The importance of data in AI training
Human Native AI, a London-based startup, is building a marketplace to broker such deals between companies building large language models (LLMs) and those willing to license data to them. The goal is to help AI companies find data to train their models on while ensuring rights holders opt-in and are compensated.
“It feels like we are in the Napster-era of generative AI. Can we get to a better era? Can we make it easier to acquire content? Can we give creators some level of control and compensation?” - James Smith, CEO and co-founder of Human Native AI
The company, launched in April, is currently operating in beta and has already signed a handful of partnerships that will be announced in the near future. Human Native AI announced a £2.8 million seed round led by LocalGlobe and Mercuri, two British micro VCs, this week.
The future of AI training data licensing
Smith said demand from both sides has been really encouraging, and they’ve already seen interest from CEOs of 160-year-old publishing companies. The big AI players need lots of data to train on, and giving rights holders an easier way to work with them, while giving them full control of how their content is used, seems like a good approach that can make both sides of the table happy.
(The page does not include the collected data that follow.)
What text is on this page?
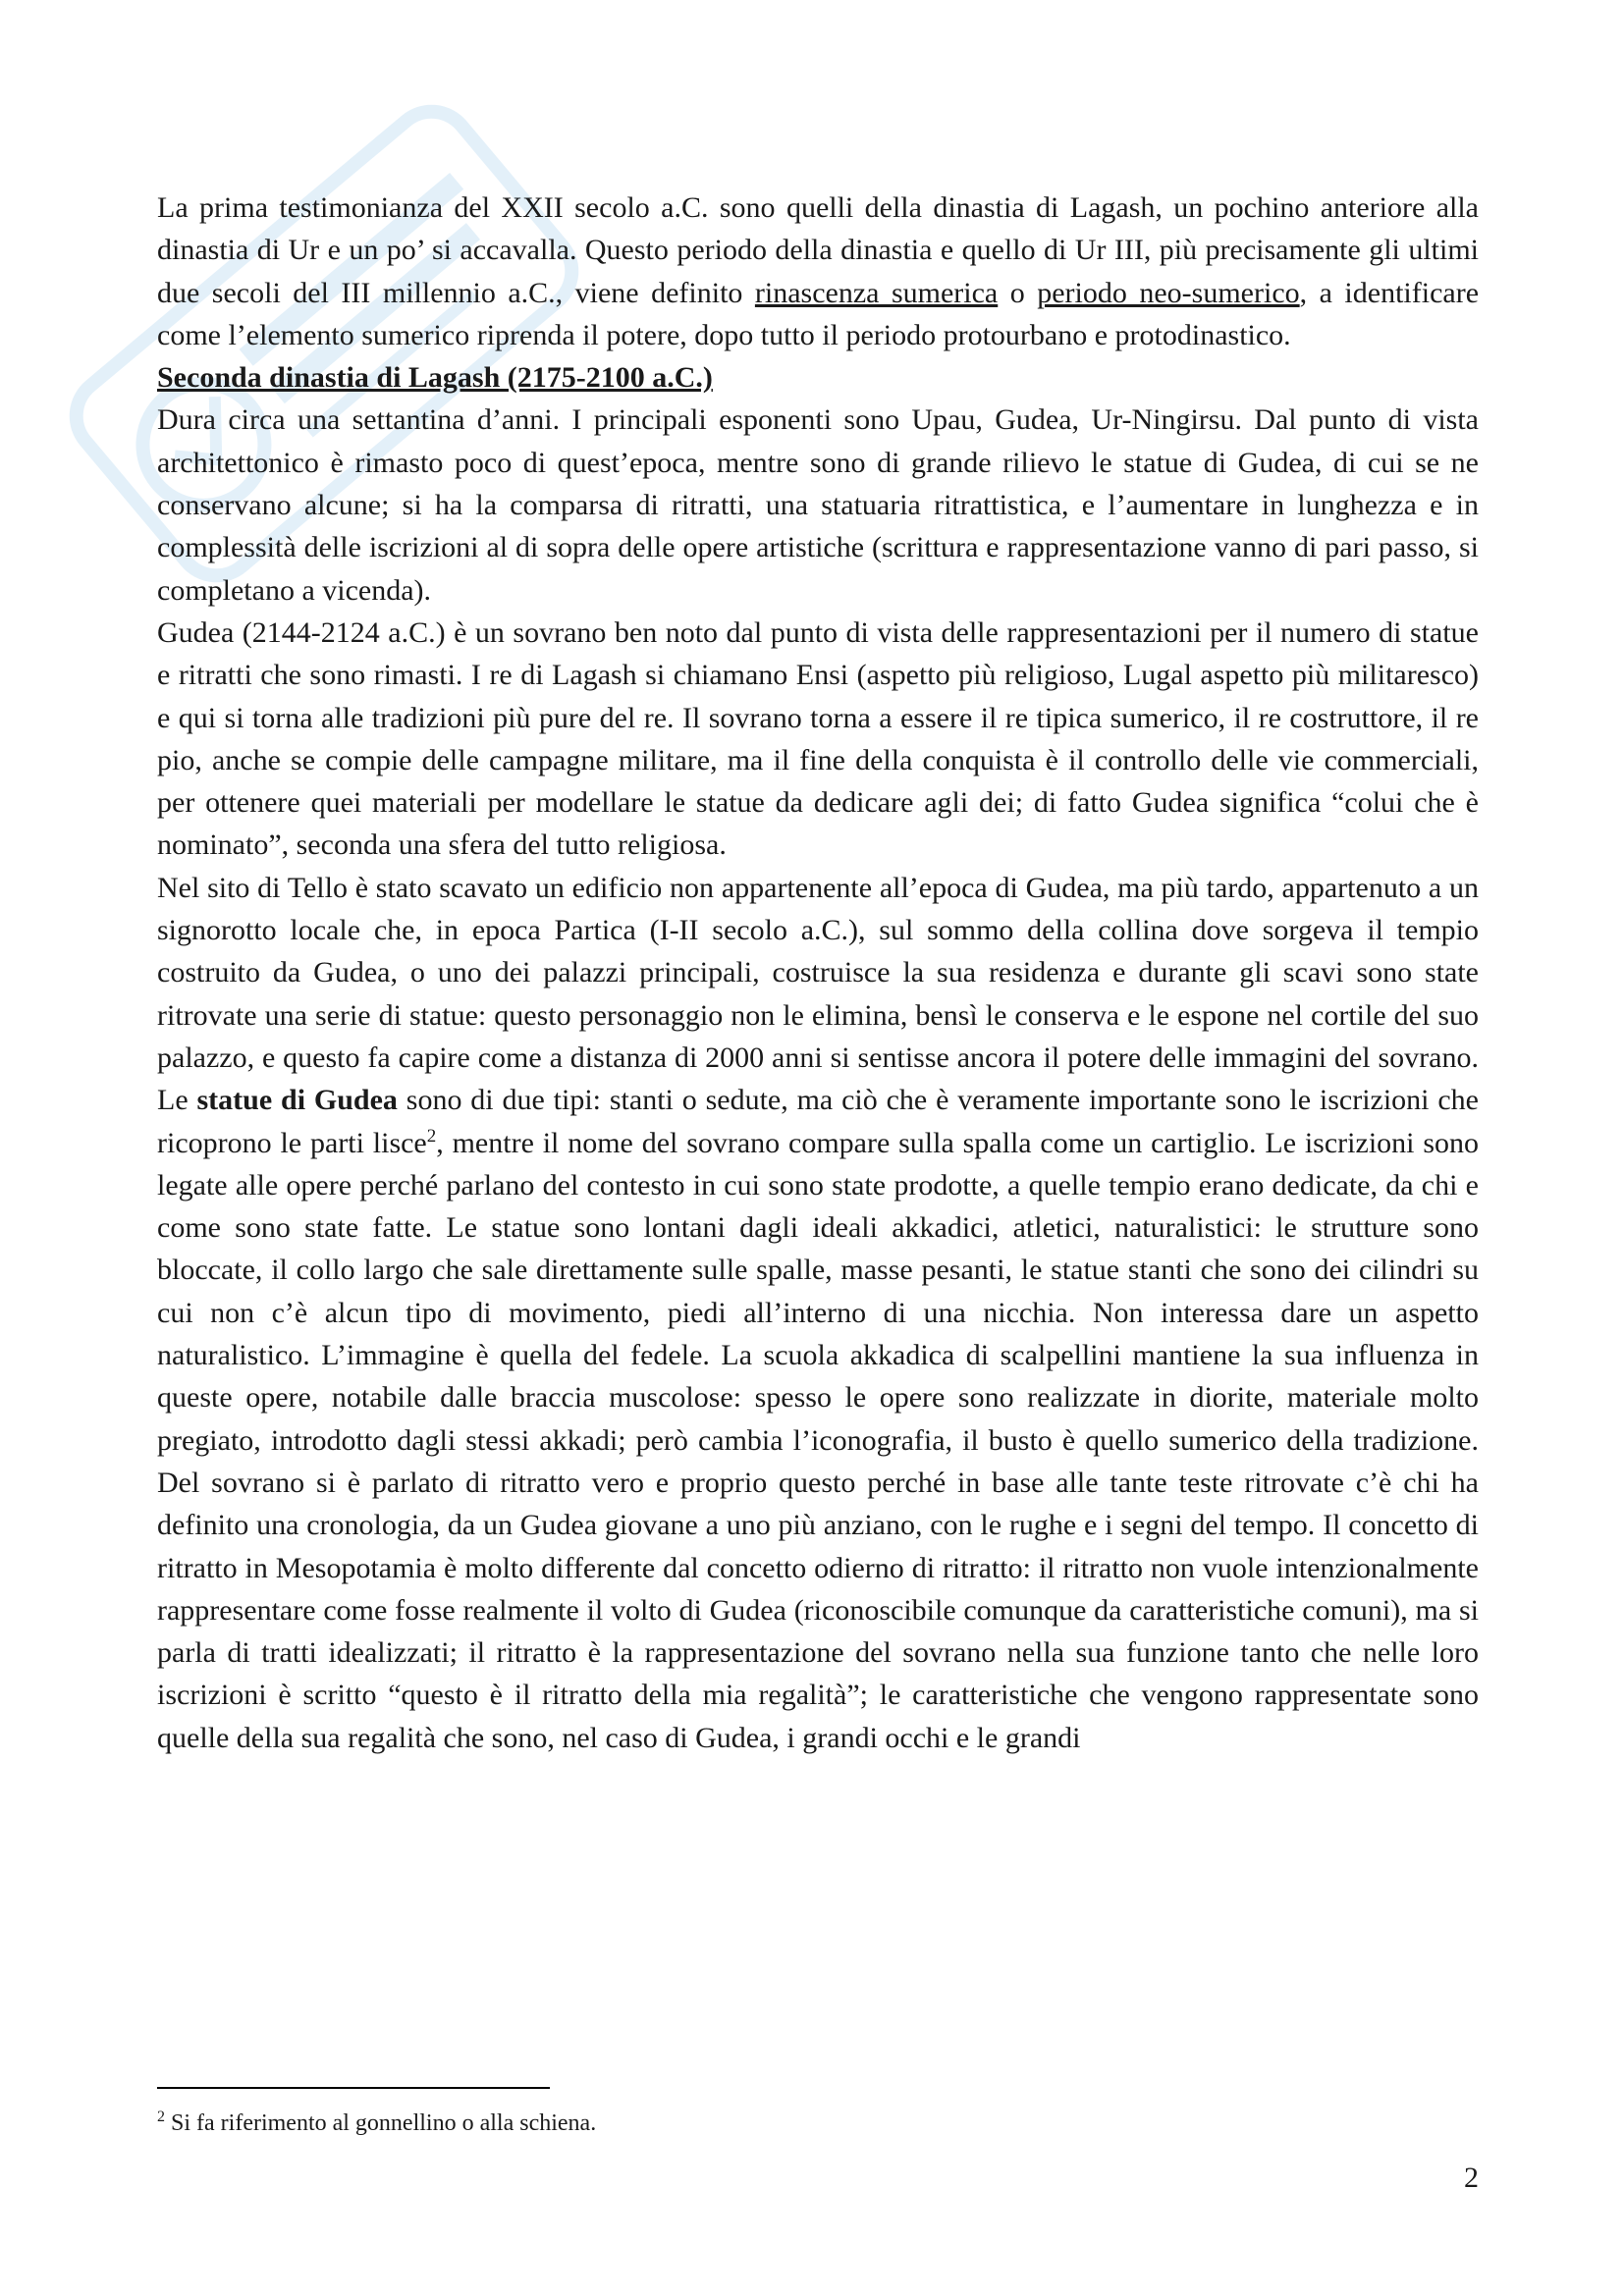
La prima testimonianza del XXII secolo a.C. sono quelli della dinastia di Lagash, un pochino anteriore alla dinastia di Ur e un po’ si accavalla. Questo periodo della dinastia e quello di Ur III, più precisamente gli ultimi due secoli del III millennio a.C., viene definito rinascenza sumerica o periodo neo-sumerico, a identificare come l’elemento sumerico riprenda il potere, dopo tutto il periodo protourbano e protodinastico.

Seconda dinastia di Lagash (2175-2100 a.C.)

Dura circa una settantina d’anni. I principali esponenti sono Upau, Gudea, Ur-Ningirsu. Dal punto di vista architettonico è rimasto poco di quest’epoca, mentre sono di grande rilievo le statue di Gudea, di cui se ne conservano alcune; si ha la comparsa di ritratti, una statuaria ritrattistica, e l’aumentare in lunghezza e in complessità delle iscrizioni al di sopra delle opere artistiche (scrittura e rappresentazione vanno di pari passo, si completano a vicenda).

Gudea (2144-2124 a.C.) è un sovrano ben noto dal punto di vista delle rappresentazioni per il numero di statue e ritratti che sono rimasti. I re di Lagash si chiamano Ensi (aspetto più religioso, Lugal aspetto più militaresco) e qui si torna alle tradizioni più pure del re. Il sovrano torna a essere il re tipica sumerico, il re costruttore, il re pio, anche se compie delle campagne militare, ma il fine della conquista è il controllo delle vie commerciali, per ottenere quei materiali per modellare le statue da dedicare agli dei; di fatto Gudea significa “colui che è nominato”, seconda una sfera del tutto religiosa.

Nel sito di Tello è stato scavato un edificio non appartenente all’epoca di Gudea, ma più tardo, appartenuto a un signorotto locale che, in epoca Partica (I-II secolo a.C.), sul sommo della collina dove sorgeva il tempio costruito da Gudea, o uno dei palazzi principali, costruisce la sua residenza e durante gli scavi sono state ritrovate una serie di statue: questo personaggio non le elimina, bensì le conserva e le espone nel cortile del suo palazzo, e questo fa capire come a distanza di 2000 anni si sentisse ancora il potere delle immagini del sovrano. Le statue di Gudea sono di due tipi: stanti o sedute, ma ciò che è veramente importante sono le iscrizioni che ricoprono le parti lisce$^2$, mentre il nome del sovrano compare sulla spalla come un cartiglio. Le iscrizioni sono legate alle opere perché parlano del contesto in cui sono state prodotte, a quelle tempio erano dedicate, da chi e come sono state fatte. Le statue sono lontani dagli ideali akkadici, atletici, naturalistici: le strutture sono bloccate, il collo largo che sale direttamente sulle spalle, masse pesanti, le statue stanti che sono dei cilindri su cui non c’è alcun tipo di movimento, piedi all’interno di una nicchia. Non interessa dare un aspetto naturalistico. L’immagine è quella del fedele. La scuola akkadica di scalpellini mantiene la sua influenza in queste opere, notabile dalle braccia muscolose: spesso le opere sono realizzate in diorite, materiale molto pregiato, introdotto dagli stessi akkadi; però cambia l’iconografia, il busto è quello sumerico della tradizione. Del sovrano si è parlato di ritratto vero e proprio questo perché in base alle tante teste ritrovate c’è chi ha definito una cronologia, da un Gudea giovane a uno più anziano, con le rughe e i segni del tempo. Il concetto di ritratto in Mesopotamia è molto differente dal concetto odierno di ritratto: il ritratto non vuole intenzionalmente rappresentare come fosse realmente il volto di Gudea (riconoscibile comunque da caratteristiche comuni), ma si parla di tratti idealizzati; il ritratto è la rappresentazione del sovrano nella sua funzione tanto che nelle loro iscrizioni è scritto “questo è il ritratto della mia regalità”; le caratteristiche che vengono rappresentate sono quelle della sua regalità che sono, nel caso di Gudea, i grandi occhi e le grandi

$^2$ Si fa riferimento al gonnellino o alla schiena.
2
“Sony Music just sent letters to 700 AI companies asking that they cease and desist. That is the size of the market and potential customers that could be acquiring data.” - James Smith
The number of publishers and rights holders it could be thousands if not tens of thousands. Human Native AI hopes to provide infrastructure to facilitate these deals, making it easier for smaller AI systems to access data and level the playing field.
The future of AI data licensing
The other interesting piece here is the future potential of the data that Human Native AI collects. Smith said that in the future, they will be able to give rights holders more clarity around how to price their content based on a history of deal data on the platform.